Bu nüfuslarını, arabulucular tarafları bir araya getirmek için kullandı ve Esad’la PYD arasında bir anlaşma imzalandı. Buna göre Esad PYD’ye Rojava’yı teslim edecek, PYD ise bunun karşılığında, Kürt halkını, Esad’a karşı başlayan sokak gösterilerinin içinden çekip çıkaracaktı. Taraflar anlaşmaya sadık kaldılar ve herkes üstüne düşeni yerine getirdi. Rojava, bölgeye iki bin kadar silahlı militanını sokan PYD’ye teslim edildi. Suriye Arap muhalefetiyle hareket eden Kürt muhalefeti ve liderleri baskılandılar, öldürüldüler ve tasfiye edildiler.
Çözüm süreci bu saatten sonra bambaşka bir mecraya girdi. HDP ve PKK çevrelerinden sık sık şunu duymaya başladık:
‘Çözümün yolu Rojava’dan geçer!

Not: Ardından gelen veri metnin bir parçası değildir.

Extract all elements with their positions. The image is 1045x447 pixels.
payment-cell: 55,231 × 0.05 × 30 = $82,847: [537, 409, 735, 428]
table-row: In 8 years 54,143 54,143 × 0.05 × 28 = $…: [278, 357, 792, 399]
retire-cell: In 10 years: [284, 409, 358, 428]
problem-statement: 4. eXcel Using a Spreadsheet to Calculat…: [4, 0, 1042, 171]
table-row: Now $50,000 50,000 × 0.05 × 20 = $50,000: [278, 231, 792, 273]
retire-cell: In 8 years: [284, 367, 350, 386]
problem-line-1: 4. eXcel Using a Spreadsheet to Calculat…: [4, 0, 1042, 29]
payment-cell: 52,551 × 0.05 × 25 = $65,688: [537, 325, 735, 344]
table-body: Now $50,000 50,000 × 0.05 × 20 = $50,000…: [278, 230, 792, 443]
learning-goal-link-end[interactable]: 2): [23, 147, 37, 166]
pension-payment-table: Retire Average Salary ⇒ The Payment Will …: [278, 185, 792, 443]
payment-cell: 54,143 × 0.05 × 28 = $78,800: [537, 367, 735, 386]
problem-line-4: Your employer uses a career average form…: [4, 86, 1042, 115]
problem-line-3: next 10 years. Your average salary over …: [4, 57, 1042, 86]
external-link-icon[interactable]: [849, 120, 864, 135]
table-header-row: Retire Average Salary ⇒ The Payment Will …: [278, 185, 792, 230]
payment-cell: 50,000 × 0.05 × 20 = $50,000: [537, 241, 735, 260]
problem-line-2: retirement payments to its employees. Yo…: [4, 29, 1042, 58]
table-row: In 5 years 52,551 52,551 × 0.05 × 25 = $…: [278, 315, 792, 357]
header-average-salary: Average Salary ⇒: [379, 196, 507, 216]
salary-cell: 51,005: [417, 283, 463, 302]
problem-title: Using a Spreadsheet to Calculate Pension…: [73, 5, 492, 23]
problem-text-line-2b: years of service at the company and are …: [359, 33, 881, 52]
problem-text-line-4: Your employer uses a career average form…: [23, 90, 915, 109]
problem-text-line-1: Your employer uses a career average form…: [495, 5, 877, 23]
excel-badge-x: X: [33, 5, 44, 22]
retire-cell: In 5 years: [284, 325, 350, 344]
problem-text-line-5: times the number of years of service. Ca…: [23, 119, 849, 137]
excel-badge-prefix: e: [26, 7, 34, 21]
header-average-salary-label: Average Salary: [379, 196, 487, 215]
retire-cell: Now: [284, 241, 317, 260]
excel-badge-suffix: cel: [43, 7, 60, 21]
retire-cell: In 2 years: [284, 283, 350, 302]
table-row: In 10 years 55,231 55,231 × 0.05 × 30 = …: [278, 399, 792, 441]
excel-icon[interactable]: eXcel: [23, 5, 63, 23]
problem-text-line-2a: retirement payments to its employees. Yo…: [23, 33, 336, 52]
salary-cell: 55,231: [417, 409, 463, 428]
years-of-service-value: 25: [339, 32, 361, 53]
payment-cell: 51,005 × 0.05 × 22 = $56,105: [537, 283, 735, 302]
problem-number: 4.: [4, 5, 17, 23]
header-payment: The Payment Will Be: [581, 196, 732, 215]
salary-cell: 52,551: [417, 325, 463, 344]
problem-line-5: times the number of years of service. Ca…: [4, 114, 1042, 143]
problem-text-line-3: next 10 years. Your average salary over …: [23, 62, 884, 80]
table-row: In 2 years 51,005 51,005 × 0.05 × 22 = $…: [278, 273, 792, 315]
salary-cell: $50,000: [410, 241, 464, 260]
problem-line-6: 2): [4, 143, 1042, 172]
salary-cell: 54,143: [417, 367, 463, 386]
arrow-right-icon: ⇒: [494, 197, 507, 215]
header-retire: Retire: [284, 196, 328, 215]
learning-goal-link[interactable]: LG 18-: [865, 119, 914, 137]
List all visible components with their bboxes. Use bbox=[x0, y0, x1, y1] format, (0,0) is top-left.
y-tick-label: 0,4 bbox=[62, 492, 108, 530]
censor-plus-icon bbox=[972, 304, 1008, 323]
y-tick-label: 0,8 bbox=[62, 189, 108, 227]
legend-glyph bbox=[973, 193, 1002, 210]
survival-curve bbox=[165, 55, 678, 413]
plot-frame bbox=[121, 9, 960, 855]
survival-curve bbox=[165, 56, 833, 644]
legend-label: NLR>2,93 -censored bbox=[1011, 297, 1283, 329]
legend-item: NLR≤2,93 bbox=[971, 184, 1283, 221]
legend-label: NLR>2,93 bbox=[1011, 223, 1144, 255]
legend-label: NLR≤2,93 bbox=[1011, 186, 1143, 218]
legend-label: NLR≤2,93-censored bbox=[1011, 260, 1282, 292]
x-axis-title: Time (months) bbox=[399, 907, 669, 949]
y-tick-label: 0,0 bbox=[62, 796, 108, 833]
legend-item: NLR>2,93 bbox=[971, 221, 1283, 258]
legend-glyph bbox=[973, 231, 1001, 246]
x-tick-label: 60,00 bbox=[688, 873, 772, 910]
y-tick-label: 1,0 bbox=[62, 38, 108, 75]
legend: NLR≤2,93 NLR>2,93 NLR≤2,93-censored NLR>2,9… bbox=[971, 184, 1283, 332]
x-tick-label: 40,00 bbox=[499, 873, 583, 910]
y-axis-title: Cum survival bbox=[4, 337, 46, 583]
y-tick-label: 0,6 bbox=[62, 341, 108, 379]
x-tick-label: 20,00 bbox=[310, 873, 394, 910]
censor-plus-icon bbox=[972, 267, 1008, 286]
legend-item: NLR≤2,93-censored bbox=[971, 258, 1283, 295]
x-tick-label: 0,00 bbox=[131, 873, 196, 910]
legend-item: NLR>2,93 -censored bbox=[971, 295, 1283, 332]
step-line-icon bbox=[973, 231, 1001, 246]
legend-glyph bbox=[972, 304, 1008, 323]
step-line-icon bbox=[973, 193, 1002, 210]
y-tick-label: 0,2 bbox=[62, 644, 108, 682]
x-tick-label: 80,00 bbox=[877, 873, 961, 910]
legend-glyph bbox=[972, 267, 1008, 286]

Rojava’da çözüm olmazsa, Türkiye’de de olmaz..’
Halbuki, olaya Kürtlerin gerçek çıkarları ve kalıcı çözümün penceresinden bakıldığında, rasyonel siyaset, bu şartlarda Esad’la değil, Türkiye’yle işbirliği yapmayı gerektiriyordu.
Suriye ve Türkiye bugün bambaşka siyasi şartlara sahiptir ama PKK, bu şartları hesaba katmak yerine, aynılaştırdı. Kobani’yi nasıl yönetiyorsa, Nusaybin, Cizre ve Sur’u bu şekilde yönetebileceğine inandı. Kürt halkına kendi biçip, kendi diktiği bir deli gömleğini giydirmek istedi.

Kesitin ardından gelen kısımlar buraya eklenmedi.